Anak-anak cenderung paling suka kepada orang yang menyukai mereka dan bersikap ramah terhadap orang itu. Kasih sayang mereka terutama ditujukan kepada manusia atau objek lain yang merupakan pengganti manusia, yaitu berupa; binatang atau benda-benda. Agar menjadi emosi yang menyenangkan dan dapat menunjang yang baik, kasih sayang dari anak-anak harus berbalas. Artinya harus ada tali penyambung yang menghubungkan dengan orang yang disayanginya.
Demikinlah uraian-uraian mengenai penampilan-penampilan emosi yang sering tampak menurut teorinya Hurlock, yang patut dan bahkan menjadi sebuah kewajiban bagi orang tua dan para pendidik. Dalam hai ini yang paling berkompeten adalah guru. Sebab dengan mengetahui dan memahami pola-pola emosi pada anak, guru akan lebih untuk memberikan latihan-latihan emosi secara baik.

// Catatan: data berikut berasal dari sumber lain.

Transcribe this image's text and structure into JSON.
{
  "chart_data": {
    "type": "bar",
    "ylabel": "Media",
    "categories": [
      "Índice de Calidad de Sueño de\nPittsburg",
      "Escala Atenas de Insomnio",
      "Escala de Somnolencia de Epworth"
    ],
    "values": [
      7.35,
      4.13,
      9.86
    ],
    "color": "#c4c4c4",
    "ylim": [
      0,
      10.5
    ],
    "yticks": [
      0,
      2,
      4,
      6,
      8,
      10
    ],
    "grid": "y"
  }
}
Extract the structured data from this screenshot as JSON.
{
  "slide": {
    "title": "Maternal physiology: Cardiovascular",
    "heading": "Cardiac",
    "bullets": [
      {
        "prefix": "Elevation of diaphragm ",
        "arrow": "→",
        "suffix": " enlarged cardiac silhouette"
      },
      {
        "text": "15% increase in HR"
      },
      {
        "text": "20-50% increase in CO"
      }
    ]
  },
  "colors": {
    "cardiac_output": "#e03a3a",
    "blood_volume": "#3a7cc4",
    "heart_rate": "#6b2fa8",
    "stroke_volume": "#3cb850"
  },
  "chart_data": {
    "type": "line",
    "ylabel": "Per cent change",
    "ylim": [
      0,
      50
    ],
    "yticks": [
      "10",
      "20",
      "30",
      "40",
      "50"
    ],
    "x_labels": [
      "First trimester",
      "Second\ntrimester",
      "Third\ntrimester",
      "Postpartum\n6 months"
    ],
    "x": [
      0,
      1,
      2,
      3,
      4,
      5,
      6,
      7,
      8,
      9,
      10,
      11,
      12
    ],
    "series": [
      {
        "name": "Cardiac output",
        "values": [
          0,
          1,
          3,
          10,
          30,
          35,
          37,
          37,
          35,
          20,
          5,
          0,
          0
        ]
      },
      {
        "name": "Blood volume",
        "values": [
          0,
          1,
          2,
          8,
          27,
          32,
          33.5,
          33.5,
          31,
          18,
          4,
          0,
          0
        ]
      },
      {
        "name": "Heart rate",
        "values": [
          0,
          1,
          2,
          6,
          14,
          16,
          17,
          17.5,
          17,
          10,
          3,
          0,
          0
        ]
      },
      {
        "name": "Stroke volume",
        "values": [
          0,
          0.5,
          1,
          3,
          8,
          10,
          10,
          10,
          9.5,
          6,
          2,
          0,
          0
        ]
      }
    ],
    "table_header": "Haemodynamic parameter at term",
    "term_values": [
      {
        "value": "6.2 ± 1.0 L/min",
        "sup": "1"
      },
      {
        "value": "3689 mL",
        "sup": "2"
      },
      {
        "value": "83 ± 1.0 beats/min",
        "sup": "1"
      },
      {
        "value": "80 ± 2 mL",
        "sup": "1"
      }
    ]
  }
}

a. Implementasi Pengembangan Kecerdasan Emosional dalam Perkembangan Anak
Seorang psikolog Harvard, Jerome Kagan, mengemukakan bahwa temperamen seorang anak mencerminkan suatu rangkaian emosi bawaan tertentu dalam otaknya. Sebuah cetak biru untuk ekspresi emosi-sekaligus perilakunya sekarang dan di masa mendatang. Menurut Kagan, seorang anak yang pemalu lahir dengan amigdala yang mudah terangsang, barang kali karena kecenderungan turunan untuk mempunyai norepinofrin atau senyawa kimia otak lain berkadar tinggi yang merangsang pusat pengendali emosi pada otak secara berlebihan. Melalui penelitian bertahun-tahun, ia telah menemukan bahwa 2/3 anak yang lahir pemalu tumbuh menjadi anak yang kikuk, penyendiri dan mudah lebih cemas, penakut, dan mengalami hambatan dalam bergaul ketika dewasa. Anak-anak ini tampaknya tidak mengembangkan saluran-saluran saraf antara amigdala dan korteks yang akan memungkinkan bagian otak untuk berpikir membantu bagian otak emosi menenangkan diri.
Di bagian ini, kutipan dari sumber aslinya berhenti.